Re: Help on Partitions, Again!!!
- To: mathgroup at smc.vnet.net
- Subject: [mg24651] Re: Help on Partitions, Again!!!
- From: "Allan Hayes" <hay at haystack.demon.co.uk>
- Date: Mon, 31 Jul 2000 09:23:21 -0400 (EDT)

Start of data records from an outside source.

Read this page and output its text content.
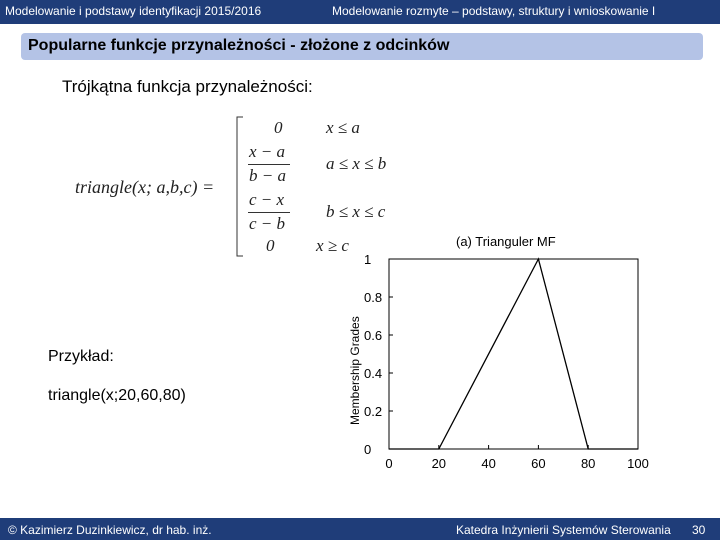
Modelowanie i podstawy identyfikacji 2015/2016	Modelowanie rozmyte – podstawy, struktury i wnioskowanie I
Popularne funkcje przynależności - złożone z odcinków
Trójkątna funkcja przynależności:
triangle(x; a,b,c) =
0	x ≤ a
x − a
b − a
a ≤ x ≤ b
c − x
c − b
b ≤ x ≤ c
0 x ≥ c	(a) Trianguler MF
Membership Grades
0	20	40	60	80 100
0
0.2
0.4
0.6
0.8
1
Przykład:
triangle(x;20,60,80)
© Kazimierz Duzinkiewicz, dr hab. inż.	Katedra Inżynierii Systemów Sterowania 30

- References: <8lt1mt$2m2@smc.vnet.net>
- Sender: owner-wri-mathgroup at wolfram.com
We can use the Combinatorica function KSubsets (but a custom function should
be quicker)
<< DiscreteMath`Combinatorica`
lst = {A, B, C, D, E, F};
KSubsets[lst, 3]
{#, Complement[lst, #]} & /@ %
Sort /@ %
Union[%]
{{{A, B, C}, {D, E, F}}, {{A, B, D}, {C, E, F}},
{{A, B, E}, {C, D, F}}, {{A, B, F}, {C, D, E}},
{{A, C, D}, {B, E, F}}, {{A, C, E}, {B, D, F}},
{{A, C, F}, {B, D, E}}, {{A, D, E}, {B, C, F}},
{{A, D, F}, {B, C, E}}, {{A, E, F}, {B, C, D}}}
Length[%]
10
--
Allan
---------------------
Allan Hayes
Mathematica Training and Consulting
Leicester UK
www.haystack.demon.co.uk
hay at haystack.demon.co.uk
Voice: +44 (0)116 271 4198
Fax: +44 (0)870 164 0565
"Jose Prado de Melo" <jpmelo at iconet.com.br> wrote in message
news:8lt1mt$2m2 at smc.vnet.net...
>
>
> Hello, MathGroup
> First of all, thanks for your attention.
> To be more specific:
> It's not too dificult to calculate the solution of the problem:
> How many ways, can the set {A,B,C,D,E,F} be separeted into two parts
> with three elements in each?
> Answer: x = 6!/(2!.3!.3!) = 10
> I'm looking for a function to generate all the partitions using
> Mathematica 3.0 .
> I'm not sure, but I think the package Combinatorica doesn't have a
> function to do this.
> For example, I'm trying to think up a function f like this one:
>
> In[ ] = f [ {A,B,C,D,E,F},{3,3}]
> Out [ ] = { { {A,B,C},{D,E,F} }, { {
> A,B,F},{C,D,E}},...................} and so on.
> In [ ] = Length[%]
> Out [ ] = 10
>
> Please, help me.
> Thanks!
>
>
>